Mis posibilidades de resultados ganglionares eran todos malos: macrometástasis, micrometástasis o células aisladas. En ningún caso me planteé la posibilidad de que salieran limpios ya que, como he dicho, me he acostumbrado a las malas noticias, y la sombra del centinela positivo rondaba por mi cabeza permanentemente. He llegado a estar tan obsesionada con las metástasis ganglionares que recuerdo haber soñado que me habían extraído veintisiete y los resultados de anatomía patológica decían que había afectación en veintinueve. ¡El colmo de la desgracia es que los ganglios afectados se multipliquen fuera del cuerpo…!
Unos días antes de que acabara el año, llegó el informe de anatomía patológica. Los resultados del análisis del tumor no merece la pena comentarlos mucho. Era un tumor, eso ya se sabía. Medida final, 1.5 cm; no respondió muy bien a la quimio ni ha habido remisión completa, pero ya no eran los casi 3 cm iniciales. Algo es algo.

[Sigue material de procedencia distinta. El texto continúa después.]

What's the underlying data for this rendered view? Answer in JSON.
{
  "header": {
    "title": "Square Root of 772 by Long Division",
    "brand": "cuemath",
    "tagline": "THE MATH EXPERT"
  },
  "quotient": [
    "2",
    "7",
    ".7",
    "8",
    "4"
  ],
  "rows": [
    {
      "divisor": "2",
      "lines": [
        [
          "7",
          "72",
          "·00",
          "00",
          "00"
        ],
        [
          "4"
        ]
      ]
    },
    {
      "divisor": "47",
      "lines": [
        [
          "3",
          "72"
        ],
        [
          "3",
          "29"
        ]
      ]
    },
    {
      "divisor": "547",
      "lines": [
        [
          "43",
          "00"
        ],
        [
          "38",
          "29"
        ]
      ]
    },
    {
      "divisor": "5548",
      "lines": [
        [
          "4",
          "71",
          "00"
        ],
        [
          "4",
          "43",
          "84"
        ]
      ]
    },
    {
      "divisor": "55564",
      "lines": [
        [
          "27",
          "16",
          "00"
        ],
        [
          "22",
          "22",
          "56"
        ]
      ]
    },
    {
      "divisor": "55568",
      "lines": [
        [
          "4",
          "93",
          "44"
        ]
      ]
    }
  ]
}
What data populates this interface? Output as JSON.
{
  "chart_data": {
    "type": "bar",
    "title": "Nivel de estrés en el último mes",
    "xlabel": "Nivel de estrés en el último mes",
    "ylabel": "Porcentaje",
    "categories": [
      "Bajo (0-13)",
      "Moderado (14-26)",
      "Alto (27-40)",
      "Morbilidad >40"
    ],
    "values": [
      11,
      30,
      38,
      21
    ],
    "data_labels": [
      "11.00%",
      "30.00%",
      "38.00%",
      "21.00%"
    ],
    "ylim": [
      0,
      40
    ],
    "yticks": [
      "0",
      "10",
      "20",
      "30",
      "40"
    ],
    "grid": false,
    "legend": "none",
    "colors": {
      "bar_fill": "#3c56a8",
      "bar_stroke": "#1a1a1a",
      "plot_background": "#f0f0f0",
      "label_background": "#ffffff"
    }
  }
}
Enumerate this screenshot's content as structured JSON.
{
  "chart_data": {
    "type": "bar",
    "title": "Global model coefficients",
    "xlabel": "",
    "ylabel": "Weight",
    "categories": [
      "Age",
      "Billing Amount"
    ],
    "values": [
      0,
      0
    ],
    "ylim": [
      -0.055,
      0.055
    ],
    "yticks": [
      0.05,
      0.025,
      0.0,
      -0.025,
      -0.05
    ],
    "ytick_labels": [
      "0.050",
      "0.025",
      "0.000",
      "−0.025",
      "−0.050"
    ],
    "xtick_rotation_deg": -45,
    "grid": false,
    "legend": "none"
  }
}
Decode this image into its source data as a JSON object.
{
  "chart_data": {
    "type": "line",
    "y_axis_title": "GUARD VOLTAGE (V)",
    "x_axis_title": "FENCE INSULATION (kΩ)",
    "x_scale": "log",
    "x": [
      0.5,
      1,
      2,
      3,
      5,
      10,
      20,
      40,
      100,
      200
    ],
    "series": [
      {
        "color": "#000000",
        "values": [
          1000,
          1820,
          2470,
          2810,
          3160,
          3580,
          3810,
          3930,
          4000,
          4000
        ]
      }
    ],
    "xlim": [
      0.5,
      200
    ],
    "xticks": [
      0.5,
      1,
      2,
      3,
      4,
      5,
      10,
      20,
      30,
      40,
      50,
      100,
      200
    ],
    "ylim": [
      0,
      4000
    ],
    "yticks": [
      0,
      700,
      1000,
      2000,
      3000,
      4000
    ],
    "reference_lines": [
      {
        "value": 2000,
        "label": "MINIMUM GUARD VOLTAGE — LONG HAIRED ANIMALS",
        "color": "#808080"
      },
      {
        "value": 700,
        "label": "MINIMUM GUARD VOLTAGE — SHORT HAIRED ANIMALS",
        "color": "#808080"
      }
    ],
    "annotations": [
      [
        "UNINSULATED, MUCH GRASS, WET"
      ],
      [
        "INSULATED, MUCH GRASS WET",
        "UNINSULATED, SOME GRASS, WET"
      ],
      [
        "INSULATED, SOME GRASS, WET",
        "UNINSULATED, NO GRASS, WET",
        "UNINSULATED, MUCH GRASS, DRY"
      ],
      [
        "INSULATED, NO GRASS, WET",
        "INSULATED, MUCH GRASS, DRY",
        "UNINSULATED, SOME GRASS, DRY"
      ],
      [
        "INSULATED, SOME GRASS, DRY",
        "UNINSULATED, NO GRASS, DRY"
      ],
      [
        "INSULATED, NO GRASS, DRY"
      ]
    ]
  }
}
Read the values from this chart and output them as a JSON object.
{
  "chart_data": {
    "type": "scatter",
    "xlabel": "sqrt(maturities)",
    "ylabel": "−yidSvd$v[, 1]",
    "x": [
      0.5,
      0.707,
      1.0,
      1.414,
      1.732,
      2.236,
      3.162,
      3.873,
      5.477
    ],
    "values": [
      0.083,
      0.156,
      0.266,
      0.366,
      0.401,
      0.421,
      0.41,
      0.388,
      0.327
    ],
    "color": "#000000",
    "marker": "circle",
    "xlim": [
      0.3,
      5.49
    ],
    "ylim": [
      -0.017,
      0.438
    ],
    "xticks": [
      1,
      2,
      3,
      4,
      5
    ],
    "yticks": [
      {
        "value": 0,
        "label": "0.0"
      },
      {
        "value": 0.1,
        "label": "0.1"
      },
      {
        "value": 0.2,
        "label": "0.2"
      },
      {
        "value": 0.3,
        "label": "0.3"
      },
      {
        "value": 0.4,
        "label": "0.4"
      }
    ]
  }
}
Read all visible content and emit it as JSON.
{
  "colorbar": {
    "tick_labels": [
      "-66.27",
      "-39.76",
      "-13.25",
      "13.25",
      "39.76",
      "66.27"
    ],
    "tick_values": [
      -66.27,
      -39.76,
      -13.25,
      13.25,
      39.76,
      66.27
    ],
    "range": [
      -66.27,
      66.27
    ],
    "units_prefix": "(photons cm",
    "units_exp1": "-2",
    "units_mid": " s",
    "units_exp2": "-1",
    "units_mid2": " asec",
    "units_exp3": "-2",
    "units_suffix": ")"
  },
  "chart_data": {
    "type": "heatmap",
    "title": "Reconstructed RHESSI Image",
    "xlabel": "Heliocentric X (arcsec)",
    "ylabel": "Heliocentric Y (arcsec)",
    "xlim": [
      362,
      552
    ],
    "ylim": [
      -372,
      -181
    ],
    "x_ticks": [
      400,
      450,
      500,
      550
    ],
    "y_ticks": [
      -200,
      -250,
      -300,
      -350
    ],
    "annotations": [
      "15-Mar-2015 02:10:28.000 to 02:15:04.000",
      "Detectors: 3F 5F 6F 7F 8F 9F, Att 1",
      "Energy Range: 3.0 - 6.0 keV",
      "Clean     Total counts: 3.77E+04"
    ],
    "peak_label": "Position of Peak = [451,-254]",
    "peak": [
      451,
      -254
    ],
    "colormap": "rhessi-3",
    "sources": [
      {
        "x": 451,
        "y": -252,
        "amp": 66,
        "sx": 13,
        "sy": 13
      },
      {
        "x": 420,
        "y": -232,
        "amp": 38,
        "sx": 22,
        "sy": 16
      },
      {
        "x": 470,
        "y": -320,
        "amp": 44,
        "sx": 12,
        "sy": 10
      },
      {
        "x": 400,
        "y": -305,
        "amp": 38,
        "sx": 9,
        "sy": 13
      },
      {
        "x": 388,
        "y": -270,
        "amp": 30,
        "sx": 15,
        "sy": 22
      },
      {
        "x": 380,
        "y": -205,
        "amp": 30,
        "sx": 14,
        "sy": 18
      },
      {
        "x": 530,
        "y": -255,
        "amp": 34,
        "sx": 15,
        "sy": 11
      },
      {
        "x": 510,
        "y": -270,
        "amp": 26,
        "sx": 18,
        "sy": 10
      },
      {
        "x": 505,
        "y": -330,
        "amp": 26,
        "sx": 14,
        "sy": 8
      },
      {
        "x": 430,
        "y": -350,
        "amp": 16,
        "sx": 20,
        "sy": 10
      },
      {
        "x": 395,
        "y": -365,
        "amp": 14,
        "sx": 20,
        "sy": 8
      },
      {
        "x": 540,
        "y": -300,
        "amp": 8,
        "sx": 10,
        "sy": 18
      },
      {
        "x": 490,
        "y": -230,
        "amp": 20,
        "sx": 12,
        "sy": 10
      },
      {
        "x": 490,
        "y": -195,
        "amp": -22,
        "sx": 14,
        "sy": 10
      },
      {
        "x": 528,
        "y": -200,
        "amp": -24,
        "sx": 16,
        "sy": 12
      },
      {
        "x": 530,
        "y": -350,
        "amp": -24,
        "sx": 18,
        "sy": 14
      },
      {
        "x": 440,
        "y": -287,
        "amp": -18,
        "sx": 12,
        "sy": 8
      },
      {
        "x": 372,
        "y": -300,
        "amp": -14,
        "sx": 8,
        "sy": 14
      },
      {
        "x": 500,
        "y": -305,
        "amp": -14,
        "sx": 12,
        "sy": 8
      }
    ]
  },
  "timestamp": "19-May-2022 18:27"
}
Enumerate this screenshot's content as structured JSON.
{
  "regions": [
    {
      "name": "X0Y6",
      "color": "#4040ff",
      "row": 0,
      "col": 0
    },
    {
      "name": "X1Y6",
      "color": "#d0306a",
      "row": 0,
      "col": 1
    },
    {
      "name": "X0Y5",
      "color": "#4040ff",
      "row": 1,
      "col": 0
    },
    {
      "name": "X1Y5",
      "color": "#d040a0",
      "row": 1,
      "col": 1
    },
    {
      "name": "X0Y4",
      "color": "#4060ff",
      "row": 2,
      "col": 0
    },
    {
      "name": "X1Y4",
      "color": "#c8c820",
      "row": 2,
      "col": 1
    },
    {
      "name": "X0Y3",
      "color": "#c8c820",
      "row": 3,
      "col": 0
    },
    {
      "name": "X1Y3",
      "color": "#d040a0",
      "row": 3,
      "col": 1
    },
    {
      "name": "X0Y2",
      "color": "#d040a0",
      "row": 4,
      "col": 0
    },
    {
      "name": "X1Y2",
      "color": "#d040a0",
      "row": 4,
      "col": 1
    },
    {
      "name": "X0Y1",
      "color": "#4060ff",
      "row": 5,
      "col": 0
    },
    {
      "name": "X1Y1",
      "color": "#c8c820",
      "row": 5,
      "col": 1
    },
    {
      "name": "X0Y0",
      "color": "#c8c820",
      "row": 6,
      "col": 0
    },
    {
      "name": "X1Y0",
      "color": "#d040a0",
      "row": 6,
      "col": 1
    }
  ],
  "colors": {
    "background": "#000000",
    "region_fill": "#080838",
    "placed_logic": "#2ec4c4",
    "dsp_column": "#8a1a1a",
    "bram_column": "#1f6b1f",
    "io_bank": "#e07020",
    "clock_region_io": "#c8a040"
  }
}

Lo importante, la causa de mi angustia, los ganglios. No había veintinueve afectados. Ni siquiera habían extraído tantos en la operación. Me habían sacado quince y el informe del patólogo ponía, textualmente, “SIN EVIDENCIA DE INFILTRACIÓN TUMORAL”. Un escenario que no había contemplado, una buena noticia por fin. Y encontré el significado a este año. El 27 de diciembre, por poco no llego. Todos mis sufrimientos tuvieron un sentido: ser consciente de que soy afortunada dentro de mi desgracia. Me voy a curar. Cuatro palabras que justifican todas y cada una de las lágrimas.
Este año que hoy empieza lo hago con el pelo corto, con quince ganglios y una teta menos y con una cicatriz muy grande, pero también empieza sin tumor, sin cáncer, sin células ávidas de dividirse para matarme.

Este es mi nuevo destino, y éste sí me gusta. Amor vitae.